Richman’s analysis in the Kansas case took pains to argue that any non-citizen voting is a serious concern because it could swing an election with a very small margin of victory — especially at the state or local level. But some of Richman’s other writing seems to conceded that non-citizen voting is not a serious problem.
“[A]lmost all elections in the U.S. are not determined by non-citizen participation, with occasional and very rare potential exceptions,” Richman said in a 2016 blog post.
For his part, Kobach has defended his interpretation of Richman’s research and his own public comments about millions of non-citizens potentially voting across the country.
“Richman’s analysis, I think, is very good, both in our case and in his 2014 article,” Kobach told ThinkProgress last April.

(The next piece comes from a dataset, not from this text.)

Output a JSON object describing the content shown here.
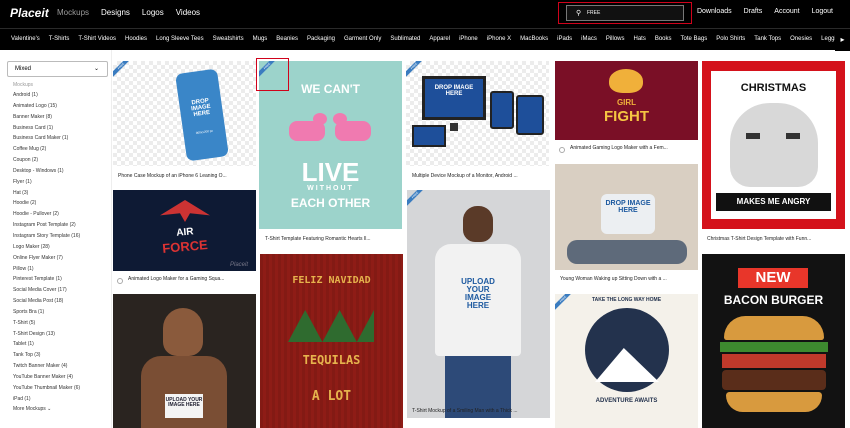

Kobach’s other key experts are short on expertise and credibility
Also on Kobach’s expert witness list is Hans von Spakovsky, a fellow at the conservative Heritage Foundation and former Republican commissioner on the Federal Election Commission. He will likely attempt to bolster not only Kobach’s claim that voter fraud is rampant in Kansas, but that voter fraud is prevalent across the country.
As a member of President Trump’s now-defunct Presidential Advisory Commission on Election Integrity, von Spakovsky — who tried to keep Democrats off the panel — was a driving force behind the panel’s efforts to push for suppressive national voting laws.

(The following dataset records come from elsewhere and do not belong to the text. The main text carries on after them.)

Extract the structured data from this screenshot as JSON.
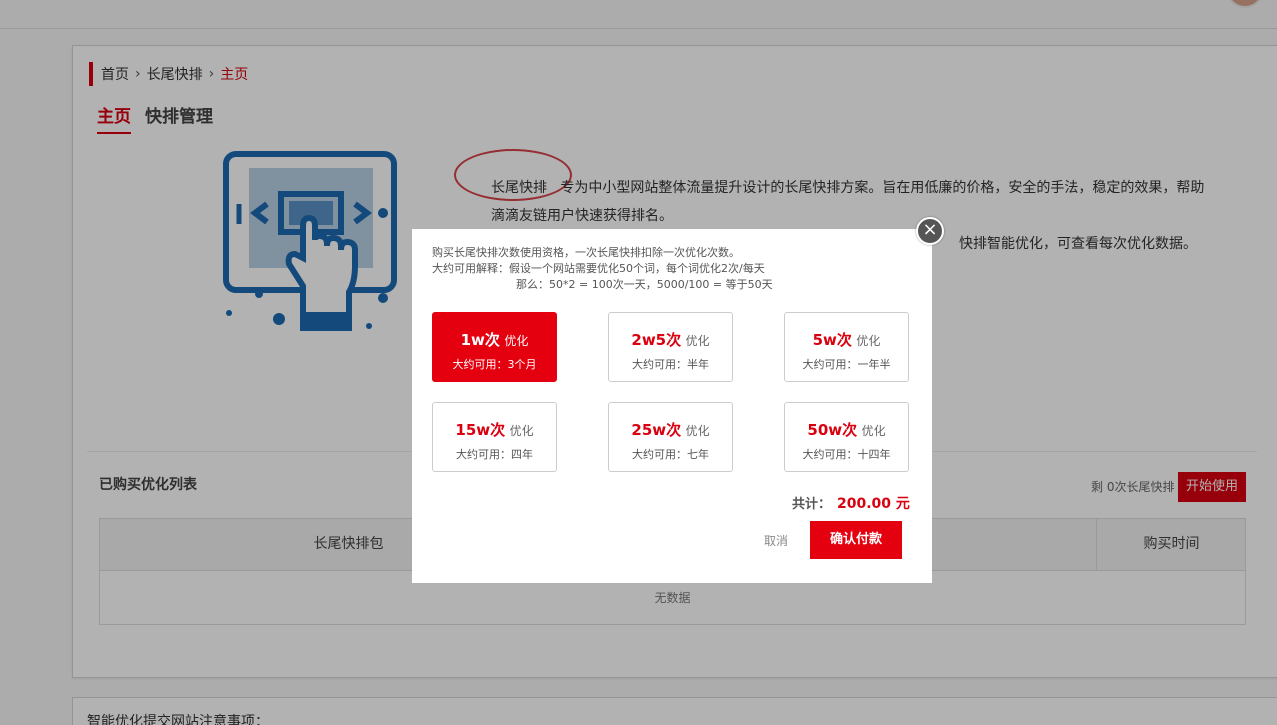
{
  "breadcrumb": {
    "home": "首页",
    "section": "长尾快排",
    "current": "主页"
  },
  "tabs": [
    {
      "label": "主页"
    },
    {
      "label": "快排管理"
    }
  ],
  "intro": {
    "product_name": "长尾快排",
    "line1": "专为中小型网站整体流量提升设计的长尾快排方案。旨在用低廉的价格，安全的手法，稳定的效果，帮助滴滴友链用户快速获得排名。",
    "line2": "快排智能优化，可查看每次优化数据。"
  },
  "purchased": {
    "title": "已购买优化列表",
    "remaining": "剩 0次长尾快排",
    "start_button": "开始使用",
    "columns": [
      "长尾快排包",
      "购买时间"
    ],
    "empty": "无数据"
  },
  "notes_title": "智能优化提交网站注意事项：",
  "modal": {
    "close": "×",
    "desc_line1": "购买长尾快排次数使用资格，一次长尾快排扣除一次优化次数。",
    "desc_line2": "大约可用解释：假设一个网站需要优化50个词，每个词优化2次/每天",
    "desc_line3": "那么：50*2 = 100次一天，5000/100 = 等于50天",
    "packages": [
      {
        "qty": "1w次",
        "suffix": "优化",
        "usage": "大约可用：3个月"
      },
      {
        "qty": "2w5次",
        "suffix": "优化",
        "usage": "大约可用：半年"
      },
      {
        "qty": "5w次",
        "suffix": "优化",
        "usage": "大约可用：一年半"
      },
      {
        "qty": "15w次",
        "suffix": "优化",
        "usage": "大约可用：四年"
      },
      {
        "qty": "25w次",
        "suffix": "优化",
        "usage": "大约可用：七年"
      },
      {
        "qty": "50w次",
        "suffix": "优化",
        "usage": "大约可用：十四年"
      }
    ],
    "selected_index": 0,
    "total_label": "共计：",
    "total_amount": "200.00 元",
    "cancel": "取消",
    "confirm": "确认付款"
  },
  "colors": {
    "accent": "#e4000f",
    "icon_blue": "#1e6bb0"
  }
}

“We expect Hans von Spakovsky to trot out his usual falsehoods and exaggerations about non-citizen registration and voter fraud,” Ho said.

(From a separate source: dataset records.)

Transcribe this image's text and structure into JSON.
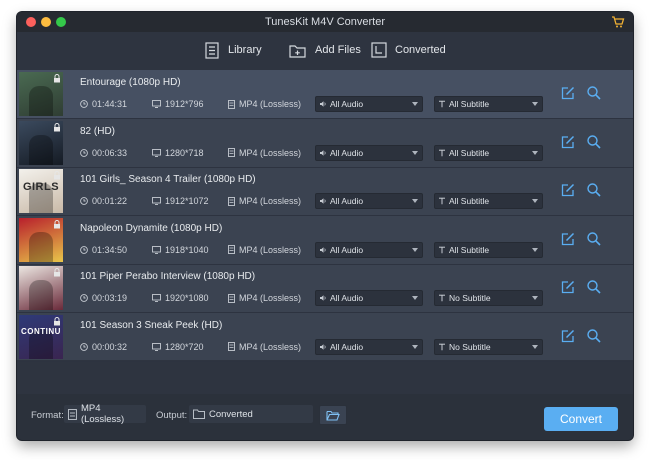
{
  "window": {
    "title": "TunesKit M4V Converter",
    "accent_color": "#5aaef2",
    "icons": [
      "close-icon",
      "minimize-icon",
      "zoom-icon",
      "cart-icon"
    ]
  },
  "toolbar": {
    "library_label": "Library",
    "add_files_label": "Add Files",
    "converted_label": "Converted"
  },
  "items": [
    {
      "title": "Entourage (1080p HD)",
      "duration": "01:44:31",
      "resolution": "1912*796",
      "format": "MP4 (Lossless)",
      "audio": "All Audio",
      "subtitle": "All Subtitle",
      "thumb_colors": [
        "#4a6a52",
        "#2f3d33"
      ]
    },
    {
      "title": "82 (HD)",
      "duration": "00:06:33",
      "resolution": "1280*718",
      "format": "MP4 (Lossless)",
      "audio": "All Audio",
      "subtitle": "All Subtitle",
      "thumb_colors": [
        "#3b4a5e",
        "#151b24"
      ]
    },
    {
      "title": "101 Girls_ Season 4 Trailer (1080p HD)",
      "duration": "00:01:22",
      "resolution": "1912*1072",
      "format": "MP4 (Lossless)",
      "audio": "All Audio",
      "subtitle": "All Subtitle",
      "thumb_text": "GIRLS",
      "thumb_colors": [
        "#f3f1ec",
        "#c9b9a7"
      ]
    },
    {
      "title": "Napoleon Dynamite (1080p HD)",
      "duration": "01:34:50",
      "resolution": "1918*1040",
      "format": "MP4 (Lossless)",
      "audio": "All Audio",
      "subtitle": "All Subtitle",
      "thumb_colors": [
        "#b81f2c",
        "#e8c64a"
      ]
    },
    {
      "title": "101 Piper Perabo Interview (1080p HD)",
      "duration": "00:03:19",
      "resolution": "1920*1080",
      "format": "MP4 (Lossless)",
      "audio": "All Audio",
      "subtitle": "No Subtitle",
      "thumb_colors": [
        "#ece7e2",
        "#6a2a3a"
      ]
    },
    {
      "title": "101 Season 3 Sneak Peek (HD)",
      "duration": "00:00:32",
      "resolution": "1280*720",
      "format": "MP4 (Lossless)",
      "audio": "All Audio",
      "subtitle": "No Subtitle",
      "thumb_text": "CONTINU",
      "thumb_colors": [
        "#2e3a78",
        "#3a2550"
      ]
    }
  ],
  "footer": {
    "format_label": "Format:",
    "format_value": "MP4 (Lossless)",
    "output_label": "Output:",
    "output_value": "Converted",
    "convert_label": "Convert"
  }
}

In January, a federal judge ruled that von Spakovsky does not have the direct knowledge or academic training needed to argue some of the claims he hoped to make before the court, including testimony that a survey could prove Kobach’s law is not a burden to potential voters.
“It is clear that von Spakovsky is not qualified to testify as an expert about this survey,” Judge Julie Robinson wrote.
He will still be permitted to testify about other matters.
Also included in Kobach’s expert list is Steven Camarota, director of research for the Center for Immigration Studies (CIS), an anti-immigration think tank in Washington, D.C. that the Southern Poverty Law Center calls a hate group.
“Camarota doesn’t even have any background or experience when it comes to voting and registration,” Ho said, “But he’s going to come in and say that the law hasn’t affected voter participation in Kansas, which is well beyond the scope of any kind of relevant background or expertise that he has.”
Pat McFerron, an Oklahoma-based political pollster, is another of Kobach’s witnesses. McFerron drafted the survey results that von Spakovsky used in his expert report. McFerron will likely make the claim that most Kansas citizens have birth certificates.
“We don’t dispute that,” Ho said. “Most people do have birth certificates. The issue is whether or not people are carrying them around with them.”
The ACLU intends to highlight voters who have been or could be disenfranchised because of the law, including young voters and voters of color, to convince the court that the law is discriminatory and unlawful.
“Even though most people have these documents, there are some people who don’t and that means they’re going to pay some money for it, and that’s not constitutional,” Ho said. “That’s the problem.”
Tad Stricker acknowledges that as a 39-year-old, property-owning white man, he is not the typical disenfranchised voter. But his experience being told he could not vote made him realize the scope of the harm that can be caused by proof of citizenship laws.
“My experience is something that really could happen to anyone,” he said. “If this can happen to me — I have proof of citizenship, I was born in the United States, I own a home, I am a contributing member of society — this can literally happen to anybody. That to me is the scariest thing.”